“Fake News” Is Now Illegal in Malaysia
Whether well-established or nascent, faltering democracies share striking similarities on the path toward dictatorship. One of the most common is an early delegitimization of the media. Undermining press freedoms is generally one of the highest priorities of autocrats trying to seize and centralize power, and in each of the countries profiled in the Center to Restore the Balance of Government’s International Democracy Series [Cambodia, the Philippines, Poland, Turkey, Venezuela], attacks against the press were among the first assaults on democratic institutions. Autocrats fear the power of the fourth estate.
Having just emerged from authoritarian rule, the Framers of the U.S. Constitution intuitively understood the relationship between access to information and the long term viability of a democratic republic. Their solution was to include prohibitions against “abridging freedom of … the press” in the First Amendment. As Benjamin Franklin observed, “Freedom of speech is a principal pillar of a free government: When this support is taken away, the constitution of a free society is dissolved.”
In what appears to be yet another casualty of the global resurgence of authoritarianism, just this week both houses of Malaysia’s Parliament adopted legislation that calls for prison terms of up to six years for disseminating “fake news” which is loosely defined as news, information, data or reports that are “wholly or partially false.” Images and audio, including foreign content that could affect Malaysia could also fall under the designation of “fake news” so that the law could be invoked against foreign nationals. No demonstration of harm caused by the alleged falsehoods need be shown and decisions would be made at the discretion of the government — a government that increasingly has a lot to hide.
While never a robust democracy, indeed Malaysia is a constitutional monarchy, this is just the most recent indication of the country’s slide toward greater autocratic rule. It is widely believed that the nation’s Prime Minister, Najib Razak, is cynically using the law to cover up his part in an international scandal. He is currently being investigated for diverting billions of dollars from Malaysia’s state investment fund – 1MDB. The U.S. Justice Department filed civil forfeiture complaints in 2016 seeking to recover more than $1 billion that had been allegedly laundered through American financial institutions from 1MDB and the Department subsequently filed an additional suit last year. If true, the Prime Minister would not be the first to restrict the press in order to obscure corruption.
Last week Malaysia’s Parliament approved plans to redraw the electoral map despite protests that the redistricting plans would virtually ensure a victory by Najib Razak in upcoming elections in what appears to be an additional attempt at consolidating power. His coalition party has led Malaysia since its independence in 1957, and the Election Commission charged with the redistricting will report directly to the Prime Minister’s office.

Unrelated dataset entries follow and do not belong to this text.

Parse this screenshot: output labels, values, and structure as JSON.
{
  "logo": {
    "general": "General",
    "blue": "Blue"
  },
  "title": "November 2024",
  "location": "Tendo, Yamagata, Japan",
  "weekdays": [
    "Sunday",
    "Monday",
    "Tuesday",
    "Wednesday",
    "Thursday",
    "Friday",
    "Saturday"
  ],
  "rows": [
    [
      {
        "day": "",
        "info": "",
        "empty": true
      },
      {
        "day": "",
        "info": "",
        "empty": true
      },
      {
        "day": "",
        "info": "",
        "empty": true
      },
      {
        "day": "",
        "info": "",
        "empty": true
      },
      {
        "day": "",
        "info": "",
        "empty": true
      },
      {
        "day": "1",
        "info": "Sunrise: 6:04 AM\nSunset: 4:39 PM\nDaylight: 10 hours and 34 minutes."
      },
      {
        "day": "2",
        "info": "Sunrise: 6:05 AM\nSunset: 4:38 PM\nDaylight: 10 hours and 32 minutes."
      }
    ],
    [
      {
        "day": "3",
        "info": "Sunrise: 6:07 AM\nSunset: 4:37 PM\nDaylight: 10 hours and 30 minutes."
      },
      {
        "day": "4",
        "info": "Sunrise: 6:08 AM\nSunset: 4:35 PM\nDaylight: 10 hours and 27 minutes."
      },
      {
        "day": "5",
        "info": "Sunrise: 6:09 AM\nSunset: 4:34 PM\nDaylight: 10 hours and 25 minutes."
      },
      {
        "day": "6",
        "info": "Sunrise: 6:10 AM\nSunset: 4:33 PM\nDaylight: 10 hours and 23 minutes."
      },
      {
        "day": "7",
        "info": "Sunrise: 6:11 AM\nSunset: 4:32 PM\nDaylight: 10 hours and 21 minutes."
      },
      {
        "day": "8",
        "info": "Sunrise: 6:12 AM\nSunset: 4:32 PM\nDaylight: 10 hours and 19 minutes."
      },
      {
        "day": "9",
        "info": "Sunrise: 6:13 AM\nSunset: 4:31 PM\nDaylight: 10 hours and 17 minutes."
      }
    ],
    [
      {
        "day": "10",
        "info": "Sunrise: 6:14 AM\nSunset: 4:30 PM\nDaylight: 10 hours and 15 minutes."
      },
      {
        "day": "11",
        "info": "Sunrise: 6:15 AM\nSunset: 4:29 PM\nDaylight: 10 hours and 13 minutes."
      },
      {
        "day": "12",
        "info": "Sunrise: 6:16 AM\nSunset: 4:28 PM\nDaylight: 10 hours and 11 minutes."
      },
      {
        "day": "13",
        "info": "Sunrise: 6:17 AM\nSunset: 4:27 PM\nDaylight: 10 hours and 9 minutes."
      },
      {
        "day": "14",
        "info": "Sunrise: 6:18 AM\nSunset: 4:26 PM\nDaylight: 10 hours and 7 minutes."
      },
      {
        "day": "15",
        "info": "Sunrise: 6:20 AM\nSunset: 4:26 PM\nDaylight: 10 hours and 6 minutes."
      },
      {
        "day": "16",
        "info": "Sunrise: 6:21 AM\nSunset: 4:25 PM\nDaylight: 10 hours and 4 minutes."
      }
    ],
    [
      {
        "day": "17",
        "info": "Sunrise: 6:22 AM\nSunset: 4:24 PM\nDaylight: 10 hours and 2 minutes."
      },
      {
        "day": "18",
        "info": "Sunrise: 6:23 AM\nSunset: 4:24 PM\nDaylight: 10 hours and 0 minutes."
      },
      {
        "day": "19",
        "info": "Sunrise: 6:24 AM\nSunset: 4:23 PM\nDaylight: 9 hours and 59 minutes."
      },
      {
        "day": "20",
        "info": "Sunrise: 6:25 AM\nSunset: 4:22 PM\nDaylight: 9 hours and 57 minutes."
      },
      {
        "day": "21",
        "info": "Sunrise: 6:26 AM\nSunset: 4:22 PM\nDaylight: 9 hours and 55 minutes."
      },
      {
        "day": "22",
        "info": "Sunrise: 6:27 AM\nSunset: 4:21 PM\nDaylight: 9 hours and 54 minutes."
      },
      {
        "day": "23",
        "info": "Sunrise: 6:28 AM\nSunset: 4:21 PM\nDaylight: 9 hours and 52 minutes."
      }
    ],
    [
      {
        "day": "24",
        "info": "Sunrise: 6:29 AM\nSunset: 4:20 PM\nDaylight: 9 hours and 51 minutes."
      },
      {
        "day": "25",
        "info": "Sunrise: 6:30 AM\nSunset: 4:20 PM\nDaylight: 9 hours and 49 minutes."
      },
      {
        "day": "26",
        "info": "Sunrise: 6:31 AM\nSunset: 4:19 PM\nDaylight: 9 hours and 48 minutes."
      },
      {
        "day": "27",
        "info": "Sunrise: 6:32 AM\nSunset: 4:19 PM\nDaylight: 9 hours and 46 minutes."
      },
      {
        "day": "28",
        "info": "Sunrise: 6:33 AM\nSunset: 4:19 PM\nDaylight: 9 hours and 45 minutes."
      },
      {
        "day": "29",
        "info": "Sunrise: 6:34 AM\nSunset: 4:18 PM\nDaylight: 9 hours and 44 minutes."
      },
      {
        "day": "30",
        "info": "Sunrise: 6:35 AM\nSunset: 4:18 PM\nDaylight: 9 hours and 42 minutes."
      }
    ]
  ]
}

A free press makes rebellion possible and its disappearance empowers autocrats to become rulers for life. This is a lesson America’s Founders knew well as it was anonymous “reporters” and pamphleteers who courageously exposed the transgressions of the British government spurring colonial Americans to rebel. Currently, the World Press Freedom Index which can be accessed here ranks the United States 43 out of the 180 nations it surveys annually in press freedom making it a good time for all of us to remember that democracy needs to be nurtured and democratic institutions are only as strong as a people’s will to preserve them – this includes the fourth estate. As Thomas Jefferson observed, “Our liberty depends on the freedom of the press and that cannot be limited without being lost.”